Несущее неминуемую гибель автоматическое оружие оглушительно загрохотало за спиной пленных. Длинная очередь ударила слева направо. Многочисленные пули впивались в стену сарая прямо над головами красноармейцев. Острая кирпичная крошка мелкой шрапнелью полетела во все стороны. Колени у Григория предательски подогнулись. Он инстинктивно пригнулся, втянул голову в плечи и прижал грязные ладони к лицу.
Сзади раздался гомерический хохот. Парень удивился, что до сих пор еще может думать. Не веря себе, он медленно приоткрыл глаза и сквозь неплотно сжатые пальцы посмотрел по сторонам. Все его товарищи стояли так же, как и он. Все чуть пригнулись и закрыли голову руками. Однако все были живы и никто из шестерых даже не упал на колени!
Отсмеявшись, комендант приказал:
– Подойдите сюда! – пленные медленно развернулись и на негнущихся ногах направились к накрытому столу.
– Наш лагерь существует почти три года! – задумчиво сообщил офицер. – За это время мы воспитали огромное количество собак для концентрационных лагерей, разбросанных по всей Европе. Часть из них попали даже в Африку. В этом лесу, – он повел руками, указывая на сосновый бор: – побывало несколько тысяч пленных из разных стран. И никогда! Никто! Не доживал до окончания полного курса тренировок!
Он на секунду запнулся, шумно сглотнул и возмущенно продолжил:
– А тут осталось сразу шестеро недочеловеков, шестеро русских. И что прикажете мне теперь с вами делать? В инструкции о тренировочном лагере ничего не сказано на этот счет. Никто даже предположить не мог, что такое вообще возможно. Оставить вас на следующий курс я не могу. Наш лагерь переводится ближе к Восточному фронту, и тащить вас за собой я не вижу смысла.
Расстрелять вас, как отработанный материал, мне кажется не совсем справедливым. Вы ни разу не нарушили устав нашего лагеря. Не пытались бежать. Ни одна собака от вас не пострадала. Вы все храбрые и дисциплинированные солдаты! Очень жаль, что вы не согласились вступить в РОА. Такие стойкие воины очень бы пригодились великой Германии.
Мне почему-то кажется, что со временем вы передумаете и все-таки пойдете служить под командование генерала Власова. Поэтому я предоставлю вам еще один шанс. Дам немного дополнительного времени на размышление.
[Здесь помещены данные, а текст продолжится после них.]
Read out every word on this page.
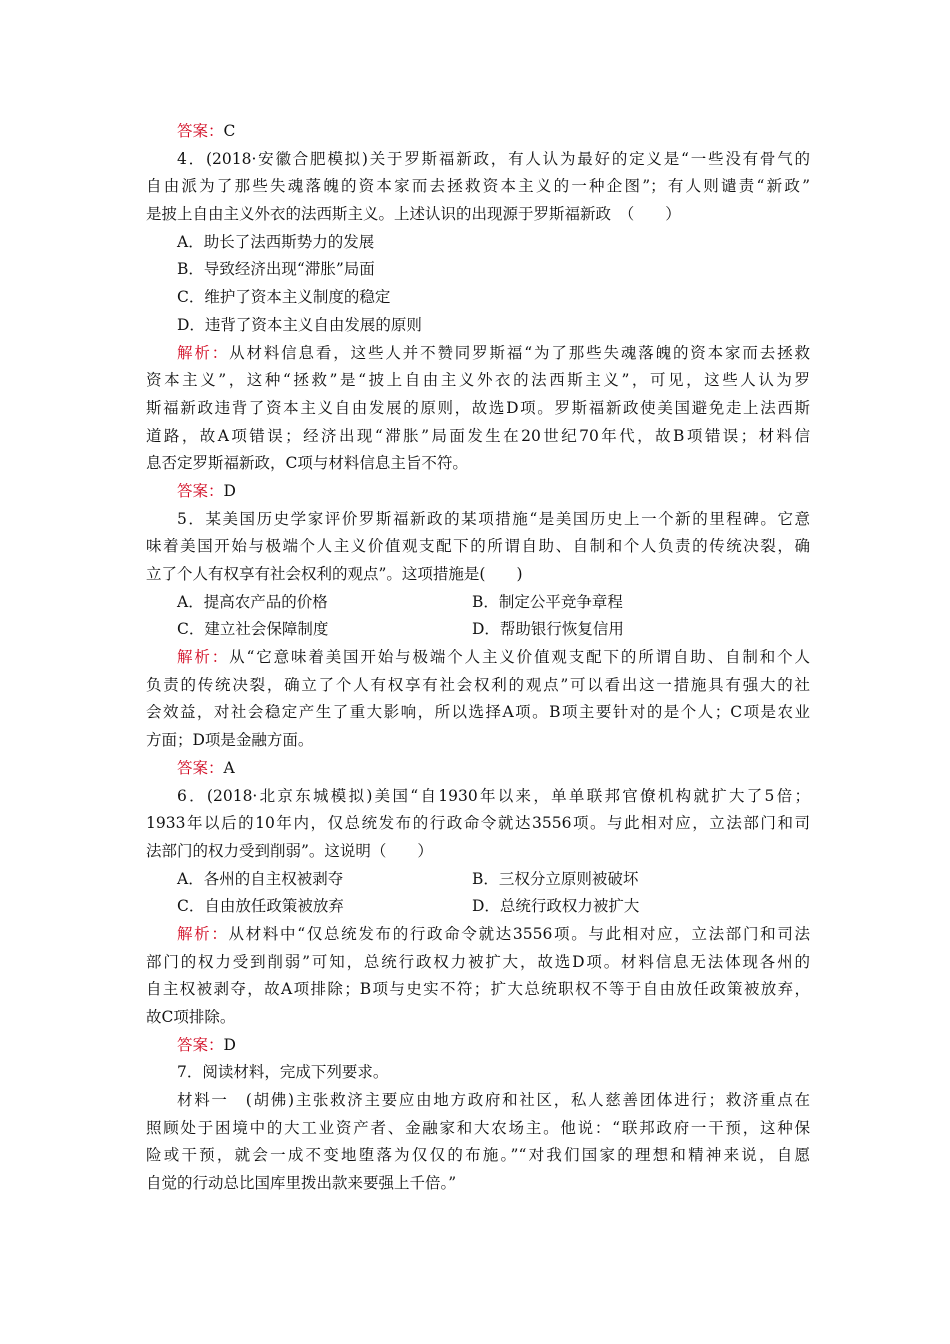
答案：C
4．(2018·安徽合肥模拟)关于罗斯福新政，有人认为最好的定义是“一些没有骨气的
自由派为了那些失魂落魄的资本家而去拯救资本主义的一种企图”；有人则谴责“新政”
是披上自由主义外衣的法西斯主义。上述认识的出现源于罗斯福新政　（　　）
A．助长了法西斯势力的发展
B．导致经济出现“滞胀”局面
C．维护了资本主义制度的稳定
D．违背了资本主义自由发展的原则
解析：从材料信息看，这些人并不赞同罗斯福“为了那些失魂落魄的资本家而去拯救
资本主义”，这种“拯救”是“披上自由主义外衣的法西斯主义”，可见，这些人认为罗
斯福新政违背了资本主义自由发展的原则，故选D项。罗斯福新政使美国避免走上法西斯
道路，故A项错误；经济出现“滞胀”局面发生在20世纪70年代，故B项错误；材料信
息否定罗斯福新政，C项与材料信息主旨不符。
答案：D
5．某美国历史学家评价罗斯福新政的某项措施“是美国历史上一个新的里程碑。它意
味着美国开始与极端个人主义价值观支配下的所谓自助、自制和个人负责的传统决裂，确
立了个人有权享有社会权利的观点”。这项措施是(　　)
A．提高农产品的价格	B．制定公平竞争章程
C．建立社会保障制度	D．帮助银行恢复信用
解析：从“它意味着美国开始与极端个人主义价值观支配下的所谓自助、自制和个人
负责的传统决裂，确立了个人有权享有社会权利的观点”可以看出这一措施具有强大的社
会效益，对社会稳定产生了重大影响，所以选择A项。B项主要针对的是个人；C项是农业
方面；D项是金融方面。
答案：A
6．(2018·北京东城模拟)美国“自1930年以来，单单联邦官僚机构就扩大了5倍；
1933年以后的10年内，仅总统发布的行政命令就达3556项。与此相对应，立法部门和司
法部门的权力受到削弱”。这说明（　　）
A．各州的自主权被剥夺	B．三权分立原则被破坏
C．自由放任政策被放弃	D．总统行政权力被扩大
解析：从材料中“仅总统发布的行政命令就达3556项。与此相对应，立法部门和司法
部门的权力受到削弱”可知，总统行政权力被扩大，故选D项。材料信息无法体现各州的
自主权被剥夺，故A项排除；B项与史实不符；扩大总统职权不等于自由放任政策被放弃，
故C项排除。
答案：D
7．阅读材料，完成下列要求。
材料一　(胡佛)主张救济主要应由地方政府和社区，私人慈善团体进行；救济重点在
照顾处于困境中的大工业资产者、金融家和大农场主。他说：“联邦政府一干预，这种保
险或干预，就会一成不变地堕落为仅仅的布施。”“对我们国家的理想和精神来说，自愿
自觉的行动总比国库里拨出款来要强上千倍。”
Я подумал и решил отправить всех вас в фатерлянд. Там очень много трудовых лагерей, и сильные, здоровые рабочие еще пригодятся тысячелетнему рейху.
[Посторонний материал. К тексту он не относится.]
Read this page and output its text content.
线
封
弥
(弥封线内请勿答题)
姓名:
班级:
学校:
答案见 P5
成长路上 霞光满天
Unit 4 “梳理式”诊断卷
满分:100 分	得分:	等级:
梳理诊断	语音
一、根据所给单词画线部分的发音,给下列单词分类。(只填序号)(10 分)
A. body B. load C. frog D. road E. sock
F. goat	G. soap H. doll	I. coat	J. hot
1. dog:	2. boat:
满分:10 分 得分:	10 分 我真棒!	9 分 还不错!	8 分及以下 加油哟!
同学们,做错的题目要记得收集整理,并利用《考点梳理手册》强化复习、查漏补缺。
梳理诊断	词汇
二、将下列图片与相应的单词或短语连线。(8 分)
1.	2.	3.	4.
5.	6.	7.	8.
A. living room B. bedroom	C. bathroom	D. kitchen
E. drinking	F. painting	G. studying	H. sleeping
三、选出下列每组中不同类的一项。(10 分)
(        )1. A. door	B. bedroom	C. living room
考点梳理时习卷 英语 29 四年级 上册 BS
Ефрейтор Фридрих Баер будет вас конвоировать до места. Он родом из Гамбурга. Мой земляк. Хороший солдат и уже давно заслужил очередной отпуск для поездки домой. – Эти слова офицер повторил и по-немецки. Все фашисты одобрительно зашумели.
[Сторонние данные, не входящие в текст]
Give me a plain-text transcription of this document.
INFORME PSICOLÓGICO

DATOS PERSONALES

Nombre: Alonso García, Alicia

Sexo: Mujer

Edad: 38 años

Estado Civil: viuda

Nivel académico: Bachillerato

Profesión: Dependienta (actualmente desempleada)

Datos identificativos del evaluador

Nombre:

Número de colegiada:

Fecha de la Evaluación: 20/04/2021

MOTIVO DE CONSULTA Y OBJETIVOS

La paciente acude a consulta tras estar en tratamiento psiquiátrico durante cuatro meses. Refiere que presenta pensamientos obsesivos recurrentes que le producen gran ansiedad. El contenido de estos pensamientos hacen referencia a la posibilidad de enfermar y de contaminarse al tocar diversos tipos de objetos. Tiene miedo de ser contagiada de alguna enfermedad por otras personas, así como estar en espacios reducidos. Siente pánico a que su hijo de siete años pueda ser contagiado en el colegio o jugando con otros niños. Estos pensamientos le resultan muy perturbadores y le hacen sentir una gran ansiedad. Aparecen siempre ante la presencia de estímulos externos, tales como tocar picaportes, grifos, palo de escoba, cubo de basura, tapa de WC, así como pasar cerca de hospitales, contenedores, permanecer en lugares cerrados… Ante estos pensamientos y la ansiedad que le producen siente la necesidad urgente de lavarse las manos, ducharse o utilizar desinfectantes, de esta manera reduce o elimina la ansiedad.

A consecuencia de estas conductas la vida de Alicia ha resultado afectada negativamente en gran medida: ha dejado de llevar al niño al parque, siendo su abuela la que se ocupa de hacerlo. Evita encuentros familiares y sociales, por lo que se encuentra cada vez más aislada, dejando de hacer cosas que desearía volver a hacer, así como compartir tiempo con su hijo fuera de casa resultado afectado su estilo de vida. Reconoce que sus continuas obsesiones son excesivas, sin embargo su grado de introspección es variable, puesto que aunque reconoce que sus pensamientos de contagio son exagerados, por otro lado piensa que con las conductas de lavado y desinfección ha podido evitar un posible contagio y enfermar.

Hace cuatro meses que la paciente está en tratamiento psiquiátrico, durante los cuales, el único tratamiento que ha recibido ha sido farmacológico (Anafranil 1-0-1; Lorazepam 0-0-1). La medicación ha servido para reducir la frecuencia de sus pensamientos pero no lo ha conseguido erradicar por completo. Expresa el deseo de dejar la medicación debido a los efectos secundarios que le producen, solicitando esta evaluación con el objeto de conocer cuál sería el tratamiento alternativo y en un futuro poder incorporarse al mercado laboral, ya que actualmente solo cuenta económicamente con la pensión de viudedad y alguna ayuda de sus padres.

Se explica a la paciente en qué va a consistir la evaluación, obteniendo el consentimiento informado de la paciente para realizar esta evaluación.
– Завтра утром вы получите документы и отправитесь в Германию! – он вновь перешел на русский язык. – Фридриху я дал письменный приказ – за малейшее неподчинение – расстрел на месте! За побег одного – расстрел на месте ВСЕХ БЕЗ ИСКЛЮЧЕНИЯ! – он жестко выделил голосом окончание фразы.
Офицер повернулся к столу и приказал солдатам по-немецки:
– Дайте этим свиньям три бутылки шнапса, три буханки хлеба и три круга колбасы. Потом отведите их в стойло! А мы продолжим веселиться!
Несколько солдат рьяно вскочили со своих мест и радостно бросились выполнять приказ любимого командира. Пленных быстро отвели в пустой барак. Поставили на деревянные шконки подаренные бутылки с выпивкой. Рядом положили хлеб и колбасу. Развернулись и, весело гомоня, ушли на половину охраны, продолжать отвальный банкет.
Оставшиеся в живых шестеро парней облегченно вздохнули. Нашли под нарами пустые консервные банки. Откупорили одну бутылку и поровну разлили хмельной напиток. По давней русской традиции первый тост был «За погибших». Красноармейцы, не чокаясь, подняли «стаканы» и дружно выпили по несколько глотков. Шнапс оказался довольно-таки дрянным пойлом. Однако ничего другого под рукой не имелось и неизвестно, окажется ли еще когда-нибудь в ближайшем будущем. Прозвучал второй тост: «За собственное спасение!» Затем третий: «За победу!»
Голодные люди быстро разделили и съели без остатка весь хлеб и колбасу. После многодневной жизни впроголодь скромная еда показалась парням восхитительно вкусным деликатесом. Почти сразу у них началась обычная в таких случаях нервная реакция. От недавно пережитого волнения всех так сильно развезло, что красноармейцы еле-еле добрались до соседних нар. Они упали на голые доски и уснули мертвецким сном.